Summary

The Middle East and North Africa could see a US-style crisis with prescription medicine emerging after another multi-million dollar bust saw more than 24 million tablets of a synthetic opiate known as Tramadol seized in the Italian container port of Gioia Tauro. The drug is increasingly widespread in Egypt, the Middle East, and West Africa, where its potency, availability, and inexpensiveness are driving its popularity. Alongside the amphetamine Captagon, Tramadol is also a popular drug with Islamic State (ISIS) militants, who use the former to fight for longer without getting tired, and the later to suppress pain and boost resilience. Tramadol can also be used to suppress fatigue when mixed with caffeine. The latest bust follows intercepted shipments in Greece last year and the Italian port of Genoa in May. Tramadol dependency is believed to be reaching crisis levels in parts of Libya and Egypt, prompting the authorities to start cracking down on the drug.

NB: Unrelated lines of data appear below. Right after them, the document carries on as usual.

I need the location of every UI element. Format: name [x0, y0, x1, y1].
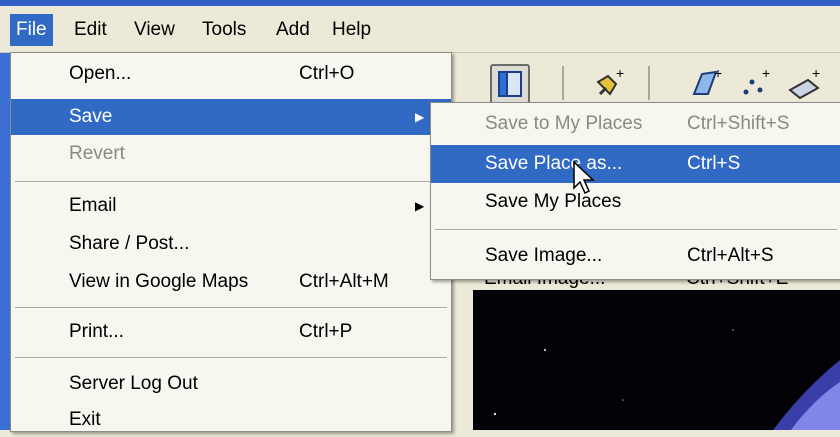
submenu-item-save-place-as[interactable]: Save Place as... Ctrl+S	[431, 145, 840, 183]
menu-item-label: Save Image...	[485, 245, 603, 266]
sidebar-toggle-button[interactable]	[490, 64, 530, 104]
submenu-item-save-to-my-places: Save to My Places Ctrl+Shift+S	[431, 105, 840, 143]
menu-separator	[15, 357, 447, 359]
save-submenu: Save to My Places Ctrl+Shift+S Save Plac…	[430, 102, 840, 280]
path-icon: +	[743, 65, 770, 95]
menu-item-print[interactable]: Print... Ctrl+P	[11, 315, 451, 349]
menu-item-label: Print...	[69, 321, 124, 342]
menu-item-shortcut: Ctrl+Alt+S	[687, 245, 774, 266]
menu-item-label: Save My Places	[485, 191, 622, 212]
menu-item-label: Revert	[69, 143, 125, 164]
globe-view	[493, 329, 840, 430]
submenu-arrow-icon: ▶	[415, 110, 425, 124]
add-overlay-button[interactable]: +	[784, 64, 824, 104]
menu-item-label: Server Log Out	[69, 373, 198, 394]
menu-item-shortcut: Ctrl+S	[687, 153, 741, 174]
globe-viewport[interactable]	[473, 290, 840, 430]
menu-item-view-in-google-maps[interactable]: View in Google Maps Ctrl+Alt+M	[11, 265, 451, 299]
menu-item-shortcut: Ctrl+P	[299, 321, 353, 342]
menu-item-save[interactable]: Save ▶	[11, 99, 451, 135]
menu-item-label: Save	[69, 106, 113, 127]
menu-item-shortcut: Ctrl+O	[299, 63, 355, 84]
pushpin-icon: +	[596, 65, 624, 96]
menu-item-revert: Revert	[11, 137, 451, 171]
toolbar-separator	[648, 66, 650, 100]
image-overlay-icon: +	[788, 65, 820, 100]
menu-file[interactable]: File	[10, 14, 53, 46]
menu-separator	[435, 229, 837, 231]
toolbar-separator	[562, 66, 564, 100]
menu-bar: File Edit View Tools Add Help	[0, 6, 840, 53]
menu-separator	[15, 307, 447, 309]
svg-text:+: +	[762, 65, 770, 81]
submenu-item-save-image[interactable]: Save Image... Ctrl+Alt+S	[431, 237, 840, 275]
menu-item-email[interactable]: Email ▶	[11, 189, 451, 223]
add-polygon-button[interactable]: +	[688, 64, 728, 104]
menu-edit[interactable]: Edit	[68, 14, 113, 46]
menu-help[interactable]: Help	[326, 14, 377, 46]
svg-text:+: +	[616, 65, 624, 81]
menu-separator	[15, 181, 447, 183]
add-path-button[interactable]: +	[736, 64, 776, 104]
menu-item-label: Email	[69, 195, 117, 216]
mouse-cursor-icon	[573, 160, 595, 195]
polygon-icon: +	[692, 65, 722, 95]
add-placemark-button[interactable]: +	[592, 64, 632, 104]
menu-view[interactable]: View	[128, 14, 181, 46]
file-menu: Open... Ctrl+O Save ▶ Revert Email ▶ Sha…	[10, 52, 452, 432]
window-left-border	[0, 53, 10, 430]
menu-item-exit[interactable]: Exit	[11, 403, 451, 437]
menu-item-label: View in Google Maps	[69, 271, 249, 292]
menu-item-label: Save Place as...	[485, 153, 623, 174]
sidebar-panel-icon	[498, 71, 522, 97]
menu-tools[interactable]: Tools	[196, 14, 252, 46]
menu-item-shortcut: Ctrl+Alt+M	[299, 271, 389, 292]
menu-item-label: Save to My Places	[485, 113, 643, 134]
submenu-item-save-my-places[interactable]: Save My Places	[431, 183, 840, 221]
menu-item-label: Open...	[69, 63, 132, 84]
menu-item-open[interactable]: Open... Ctrl+O	[11, 57, 451, 91]
submenu-arrow-icon: ▶	[415, 199, 425, 213]
menu-item-server-log-out[interactable]: Server Log Out	[11, 367, 451, 401]
menu-add[interactable]: Add	[270, 14, 316, 46]
svg-text:+: +	[714, 65, 722, 81]
menu-item-label: Exit	[69, 409, 101, 430]
menu-item-shortcut: Ctrl+Shift+S	[687, 113, 790, 134]
svg-text:+: +	[812, 65, 820, 81]
menu-item-share-post[interactable]: Share / Post...	[11, 227, 451, 261]
menu-item-label: Share / Post...	[69, 233, 190, 254]
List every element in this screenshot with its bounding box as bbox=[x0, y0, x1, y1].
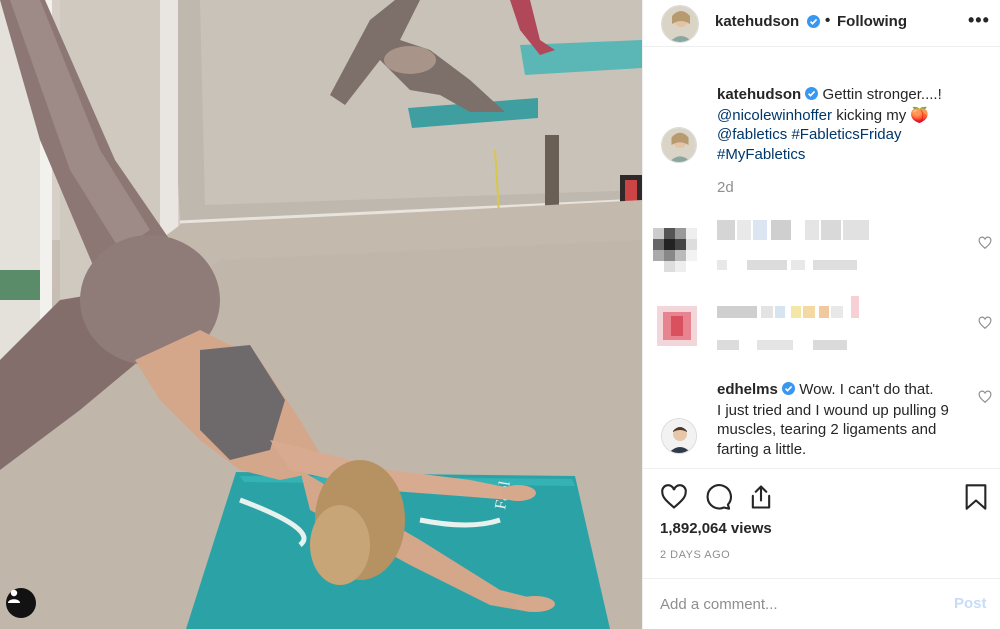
verified-badge-icon bbox=[807, 15, 820, 33]
follow-status-button[interactable]: Following bbox=[837, 13, 907, 30]
comment-like-heart-icon[interactable] bbox=[978, 316, 992, 335]
post-header: katehudson • Following ••• bbox=[643, 0, 1000, 47]
comment-icon[interactable] bbox=[704, 483, 732, 516]
comment-body: Wow. I can't do that. bbox=[799, 381, 934, 398]
author-username[interactable]: katehudson bbox=[715, 13, 799, 30]
comments-section: katehudson Gettin stronger....! @nicolew… bbox=[643, 48, 1000, 468]
caption-text-part: kicking my bbox=[836, 106, 907, 124]
post-video-frame: Fabl bbox=[0, 0, 642, 629]
mention-link[interactable]: @nicolewinhoffer bbox=[717, 107, 832, 124]
post-panel: katehudson • Following ••• katehudson Ge… bbox=[642, 0, 1000, 629]
pixelated-avatar bbox=[657, 306, 697, 346]
hashtag-link[interactable]: #MyFabletics bbox=[717, 146, 805, 163]
post-age[interactable]: 2 DAYS AGO bbox=[660, 549, 730, 561]
comment-body: farting a little. bbox=[717, 440, 807, 458]
separator-dot: • bbox=[825, 12, 831, 29]
verified-badge-icon bbox=[805, 86, 819, 106]
mention-link[interactable]: @fabletics bbox=[717, 126, 787, 143]
comment-like-heart-icon[interactable] bbox=[978, 390, 992, 409]
commenter-avatar[interactable] bbox=[661, 418, 697, 454]
commenter-username[interactable]: edhelms bbox=[717, 381, 778, 398]
author-avatar[interactable] bbox=[661, 5, 699, 43]
hashtag-link[interactable]: #FableticsFriday bbox=[791, 126, 901, 143]
caption-avatar[interactable] bbox=[661, 127, 697, 163]
heart-icon[interactable] bbox=[660, 483, 688, 516]
comment-like-heart-icon[interactable] bbox=[978, 236, 992, 255]
peach-emoji: 🍑 bbox=[910, 106, 930, 124]
bookmark-icon[interactable] bbox=[963, 483, 989, 516]
share-icon[interactable] bbox=[747, 483, 775, 516]
view-count[interactable]: 1,892,064 views bbox=[660, 520, 772, 537]
caption-text: katehudson Gettin stronger....! @nicolew… bbox=[717, 85, 979, 164]
post-comment-button[interactable]: Post bbox=[954, 595, 987, 612]
comment-body: muscles, tearing 2 ligaments and bbox=[717, 421, 937, 439]
caption-text-part: Gettin stronger....! bbox=[822, 86, 942, 103]
verified-badge-icon bbox=[782, 381, 796, 401]
more-options-icon[interactable]: ••• bbox=[968, 10, 990, 31]
comment-text: edhelms Wow. I can't do that. I just tri… bbox=[717, 380, 979, 459]
pixelated-text bbox=[717, 220, 869, 270]
post-media[interactable]: Fabl bbox=[0, 0, 642, 629]
pixelated-text bbox=[717, 296, 859, 350]
add-comment-bar: Post bbox=[643, 578, 1000, 629]
action-bar: 1,892,064 views 2 DAYS AGO bbox=[643, 468, 1000, 578]
caption-username[interactable]: katehudson bbox=[717, 86, 801, 103]
pixelated-avatar bbox=[653, 228, 697, 272]
caption-time: 2d bbox=[717, 179, 734, 196]
user-tag-icon[interactable] bbox=[6, 588, 36, 618]
comment-body: I just tried and I wound up pulling 9 bbox=[717, 401, 949, 419]
add-comment-input[interactable] bbox=[660, 591, 930, 617]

The latest seizure is said to be of pills destined to be sold by ISIS directly to its own members, at about €2 (£1.80) a pill, potentially netting the group almost €50 million. Tramadol is frequently trafficked between India and Libya, because Indian law contains loopholes in the code which regulates its vast pharmaceutical industry. These loopholes make it relatively easy to divert large amounts of prescription medicines to the black market. Unfortunately, with the collapse in law and order across much of the MENA region, the trade in illicit prescription medicine is becoming another form of revenue which insurgent groups and transnational terrorist networks are exploiting in order to raise funds to finance their operations at home and abroad.

 

Background

The ‘Ndrangheta organization in the Calabria region where the most recent batch of the drugs were discovered is Italy’s strongest mafia syndicate, and it dominates the European cocaine trade thanks to its strong international connections. Gioia Tauro is Italy’s largest container port and it is situated deep in ‘Ndrangheta territory; it is the home region of the Alvaro, Mammoliti, Molè, and Piromalli ‘ndrines, the basic criminal units of the clan-based ‘Ndrangheta confederation. These groups continue to influence the operations of the port despite greater scrutiny from the Italian authorities. Gioia Tauro city council itself has also twice been dissolved, in 1991 and 2008, over mafia infiltration by one or more of the area’s crime families. The port is especially useful to the ‘Ndrangheta because it specializes in transshipment activities, receiving goods from all around the world and moving them onto their final destination.